You Can’t Heal a Relationship by Working on Yourself Alone
One of the most common things I hear is:
“I’m in therapy… but my relationship still feels stuck.”
And that makes sense.
Individual therapy can be incredibly helpful. It gives you insight, language, and tools. But if the tension, miscommunication, or disconnection is happening between you and your partner, working on it alone can only go so far.
This is something I really came to understand during my post-graduate training work. Even now, I notice how intense couples sessions can feel—there’s a different kind of energy when both people are in the room, trying to stay present with each other.
But that’s also exactly why it works.
Through the work of David Schnarch, relationships are seen as a kind of crucible—a space where pressure doesn’t just create conflict, it creates growth.
You Can’t Fix a Two-Person Pattern by Working Alone
In individual therapy, your therapist is working with your experience of the relationship.
That matters—but it’s still one side of the dynamic.
Sometimes it creates a loop:
You process what’s happening
You feel clearer
You go back into the relationship…
And the same pattern plays out again
Because your partner wasn’t part of the shift.
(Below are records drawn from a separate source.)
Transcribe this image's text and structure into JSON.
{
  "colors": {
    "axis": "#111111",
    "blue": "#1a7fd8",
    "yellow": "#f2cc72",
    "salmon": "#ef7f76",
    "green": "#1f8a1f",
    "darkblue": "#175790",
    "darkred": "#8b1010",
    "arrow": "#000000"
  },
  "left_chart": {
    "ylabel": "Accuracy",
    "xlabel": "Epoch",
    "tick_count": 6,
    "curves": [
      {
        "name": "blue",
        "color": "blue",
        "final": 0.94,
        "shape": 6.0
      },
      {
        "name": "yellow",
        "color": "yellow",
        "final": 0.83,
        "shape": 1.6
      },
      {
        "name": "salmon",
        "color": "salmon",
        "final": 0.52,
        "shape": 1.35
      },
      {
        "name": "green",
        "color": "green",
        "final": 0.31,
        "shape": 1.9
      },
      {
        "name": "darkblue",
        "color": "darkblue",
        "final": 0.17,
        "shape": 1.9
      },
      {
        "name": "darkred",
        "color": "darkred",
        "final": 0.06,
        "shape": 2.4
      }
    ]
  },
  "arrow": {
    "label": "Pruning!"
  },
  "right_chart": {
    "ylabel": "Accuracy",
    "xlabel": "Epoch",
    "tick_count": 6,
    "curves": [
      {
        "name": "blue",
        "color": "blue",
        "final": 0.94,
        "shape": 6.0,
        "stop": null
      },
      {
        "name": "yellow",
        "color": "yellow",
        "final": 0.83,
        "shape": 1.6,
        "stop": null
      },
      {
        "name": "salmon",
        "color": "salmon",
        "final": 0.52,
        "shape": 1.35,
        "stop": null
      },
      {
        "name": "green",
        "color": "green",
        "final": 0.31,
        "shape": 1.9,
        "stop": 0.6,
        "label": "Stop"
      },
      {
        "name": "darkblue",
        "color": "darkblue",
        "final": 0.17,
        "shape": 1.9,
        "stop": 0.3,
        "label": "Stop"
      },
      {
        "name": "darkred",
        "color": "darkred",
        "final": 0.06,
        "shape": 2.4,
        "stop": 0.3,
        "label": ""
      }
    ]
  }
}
In couples therapy, we’re not just talking about the pattern—we’re working on it together.
“Wait—What Just Happened?” (Why Real-Time Work Changes Everything)
Instead of analyzing arguments after the fact, couples therapy lets us slow things down as they’re actually happening.
I’ll often pause and say:
“Let’s stop there—what just shifted?”
That moment—tone, body language, withdrawal, escalation—is usually the pattern that keeps repeating at home.
And now we can actually work with it.
No More “My Therapist Said…” (Clearing Up Mixed Messages)
I’ve had clients tell me:
“My therapist said I shouldn’t have to deal with this.”
Meanwhile, their partner is hearing something completely different in their own therapy.
That’s not wrong—it’s just incomplete.
When you’re in the room together:
You hear the same feedback
In the same moment
With the full context
There’s less confusion—and more accountability.
Staying in the Conversation (Even When You Want to Check Out)
A lot of couples don’t struggle because they don’t care.
They struggle because they don’t know how to stay connected when things get uncomfortable.
So what happens instead?
One person shuts down
The other escalates
Or both avoid it
Part of the work is learning to stay.
Sometimes that sounds like:
“I can feel myself wanting to check out right now, but I’m going to stay.”
That moment is small—but it’s where change starts.
Conflict Isn’t the Problem—It’s the Entry Point
Most couples come in wanting less conflict.
But what they often need is a different way of being in conflict.
In session, we work on:
Slowing things down
Saying what’s actually true
Listening without immediately defending
So instead of repeating the same argument, something new can happen.
Conflict opens the door to change.
Doing the Work Together Is What Makes It Stick
Individual therapy can support personal growth.
But when the issue lives in the relationship, the growth needs to happen there too.
Couples therapy gives you a place to:
Practice new ways of communicating
Stay present with each other
And shift patterns in real time
That’s what makes the change last.
A Final Thought
Couples therapy isn’t always easy. It can feel more vulnerable—and sometimes more intense—than individual work.
But if your relationship is where the stress is showing up, it makes sense to work on it there.
Not perfectly. Just honestly, and together.
If You’re Considering Couples Therapy
If you’ve been doing individual work and still feel stuck in the same relationship patterns, it might be worth exploring what it looks like to do that work together.
I work with couples who are ready to better understand their patterns, communicate more clearly, and stay engaged with each other—even when it’s hard.
You don’t have to have it all figured out to start. Just a willingness to show up is enough.
References:
David Schnarch. (2009). Passionate marriage: Keeping love and intimacy alive in committed relationships (2nd ed.). W. W. Norton & Company.